CAP education session about lung cancer 2010
January 27, 2010
In this video, Dr. Butnor talks about the new CAP protocol for examining specimens from patients with lung cancer
Watch as Dr. Kelly Butnor talks about using the new CAP protocol for examining specimens from patients with lung cancer. She also talks about the rationale behind the protocol’s changes, the histologic types of NSCLC which have importance for prognosis and therapy, and the changes to staging for lung cancer.
CAP education session about lung cancer
About the presenter, Dr. Kelly Butnor
Kelly Butnor, MD, is a Pathologist at the University of Vermont Medical Center and a Professor in the Pathology Department at the university’s Larner College of Medicine in Burlington, Vermont, U.S.A. She graduated from Duke University School of Medicine in Durham, North Carolina and completed her Pathology residency there. She completed an Internal Medicine internship at the University of Vermont Medical Center. She is a Fellow of the American Society of Clinical Pathologists, the College of American Pathologists and the International Association for the Study of Lung Cancer. She is a Member of the American Board of Pathology, the College of American Pathologists (CAP) Cancer Committee and the CAP’s Anatomical Committee on Pulmonary Pathology. She is also the Chair of the Thoracic Cancer Protocol Review Panel for CAP.
About the CAP education sessions
The Partnership, the Canadian Association of Pathologists (CAP-ACP), and Cancer Care Ontario (CCO) have organized this College of American Pathologists (CAP) education session.

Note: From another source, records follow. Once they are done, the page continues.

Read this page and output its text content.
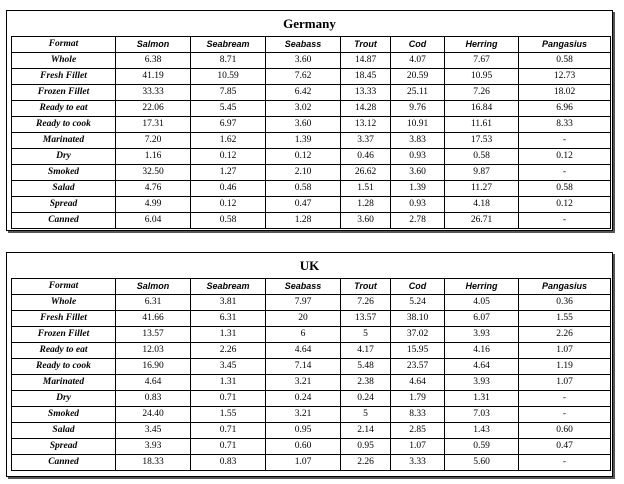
Germany
Format	Salmon	Seabream	Seabass	Trout	Cod	Herring	Pangasius
Whole	6.38	8.71	3.60	14.87	4.07	7.67	0.58
Fresh Fillet	41.19	10.59	7.62	18.45	20.59	10.95	12.73
Frozen Fillet	33.33	7.85	6.42	13.33	25.11	7.26	18.02
Ready to eat	22.06	5.45	3.02	14.28	9.76	16.84	6.96
Ready to cook	17.31	6.97	3.60	13.12	10.91	11.61	8.33
Marinated	7.20	1.62	1.39	3.37	3.83	17.53	-
Dry	1.16	0.12	0.12	0.46	0.93	0.58	0.12
Smoked	32.50	1.27	2.10	26.62	3.60	9.87	-
Salad	4.76	0.46	0.58	1.51	1.39	11.27	0.58
Spread	4.99	0.12	0.47	1.28	0.93	4.18	0.12
Canned	6.04	0.58	1.28	3.60	2.78	26.71	-
UK
Format	Salmon	Seabream	Seabass	Trout	Cod	Herring	Pangasius
Whole	6.31	3.81	7.97	7.26	5.24	4.05	0.36
Fresh Fillet	41.66	6.31	20	13.57	38.10	6.07	1.55
Frozen Fillet	13.57	1.31	6	5	37.02	3.93	2.26
Ready to eat	12.03	2.26	4.64	4.17	15.95	4.16	1.07
Ready to cook	16.90	3.45	7.14	5.48	23.57	4.64	1.19
Marinated	4.64	1.31	3.21	2.38	4.64	3.93	1.07
Dry	0.83	0.71	0.24	0.24	1.79	1.31	-
Smoked	24.40	1.55	3.21	5	8.33	7.03	-
Salad	3.45	0.71	0.95	2.14	2.85	1.43	0.60
Spread	3.93	0.71	0.60	0.95	1.07	0.59	0.47
Canned	18.33	0.83	1.07	2.26	3.33	5.60	-
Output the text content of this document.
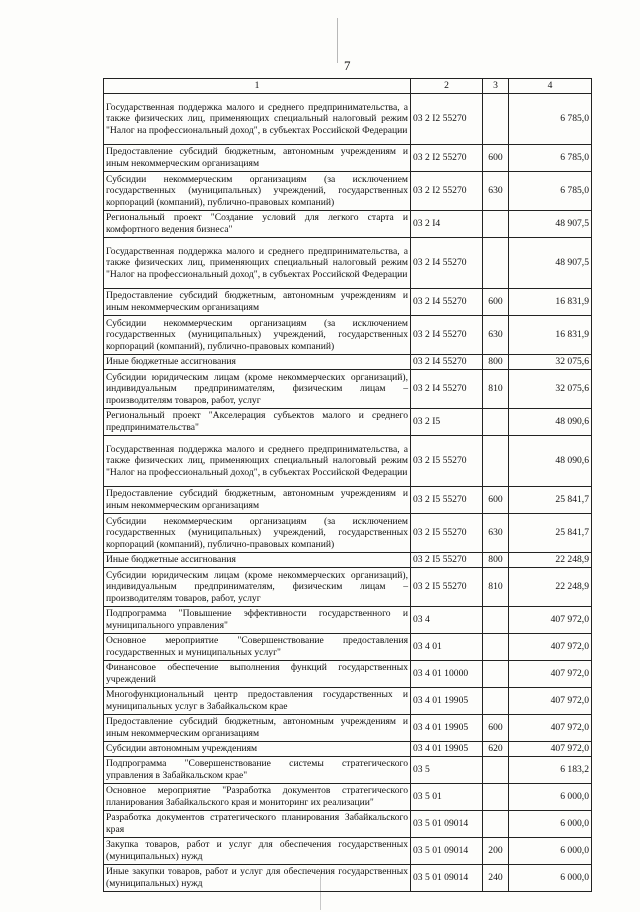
7
1	2	3	4
Государственная поддержка малого и среднего предпринимательства, а также физических лиц, применяющих специальный налоговый режим "Налог на профессиональный доход", в субъектах Российской Федерации	03 2 I2 55270		6 785,0
Предоставление субсидий бюджетным, автономным учреждениям и иным некоммерческим организациям	03 2 I2 55270	600	6 785,0
Субсидии некоммерческим организациям (за исключением государственных (муниципальных) учреждений, государственных корпораций (компаний), публично-правовых компаний)	03 2 I2 55270	630	6 785,0
Региональный проект "Создание условий для легкого старта и комфортного ведения бизнеса"	03 2 I4		48 907,5
Государственная поддержка малого и среднего предпринимательства, а также физических лиц, применяющих специальный налоговый режим "Налог на профессиональный доход", в субъектах Российской Федерации	03 2 I4 55270		48 907,5
Предоставление субсидий бюджетным, автономным учреждениям и иным некоммерческим организациям	03 2 I4 55270	600	16 831,9
Субсидии некоммерческим организациям (за исключением государственных (муниципальных) учреждений, государственных корпораций (компаний), публично-правовых компаний)	03 2 I4 55270	630	16 831,9
Иные бюджетные ассигнования	03 2 I4 55270	800	32 075,6
Субсидии юридическим лицам (кроме некоммерческих организаций), индивидуальным предпринимателям, физическим лицам – производителям товаров, работ, услуг	03 2 I4 55270	810	32 075,6
Региональный проект "Акселерация субъектов малого и среднего предпринимательства"	03 2 I5		48 090,6
Государственная поддержка малого и среднего предпринимательства, а также физических лиц, применяющих специальный налоговый режим "Налог на профессиональный доход", в субъектах Российской Федерации	03 2 I5 55270		48 090,6
Предоставление субсидий бюджетным, автономным учреждениям и иным некоммерческим организациям	03 2 I5 55270	600	25 841,7
Субсидии некоммерческим организациям (за исключением государственных (муниципальных) учреждений, государственных корпораций (компаний), публично-правовых компаний)	03 2 I5 55270	630	25 841,7
Иные бюджетные ассигнования	03 2 I5 55270	800	22 248,9
Субсидии юридическим лицам (кроме некоммерческих организаций), индивидуальным предпринимателям, физическим лицам – производителям товаров, работ, услуг	03 2 I5 55270	810	22 248,9
Подпрограмма "Повышение эффективности государственного и муниципального управления"	03 4		407 972,0
Основное мероприятие "Совершенствование предоставления государственных и муниципальных услуг"	03 4 01		407 972,0
Финансовое обеспечение выполнения функций государственных учреждений	03 4 01 10000		407 972,0
Многофункциональный центр предоставления государственных и муниципальных услуг в Забайкальском крае	03 4 01 19905		407 972,0
Предоставление субсидий бюджетным, автономным учреждениям и иным некоммерческим организациям	03 4 01 19905	600	407 972,0
Субсидии автономным учреждениям	03 4 01 19905	620	407 972,0
Подпрограмма "Совершенствование системы стратегического управления в Забайкальском крае"	03 5		6 183,2
Основное мероприятие "Разработка документов стратегического планирования Забайкальского края и мониторинг их реализации"	03 5 01		6 000,0
Разработка документов стратегического планирования Забайкальского края	03 5 01 09014		6 000,0
Закупка товаров, работ и услуг для обеспечения государственных (муниципальных) нужд	03 5 01 09014	200	6 000,0
Иные закупки товаров, работ и услуг для обеспечения государственных (муниципальных) нужд	03 5 01 09014	240	6 000,0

In July 2009, the CAP-ACP endorsed the cancer protocols developed by CAP as the Canada-wide standard for all cancer-pathology reporting. To date, CAP protocols have been implemented in six Canadian provinces with the CAP-ACP’s support.
The protocols help pathologists to report effectively about diagnostic and prognostic findings, which are critical to patient care and the collection of collaborative stage data. The protocols were developed by multidisciplinary teams and are supported by CAP in both paper and electronic formats.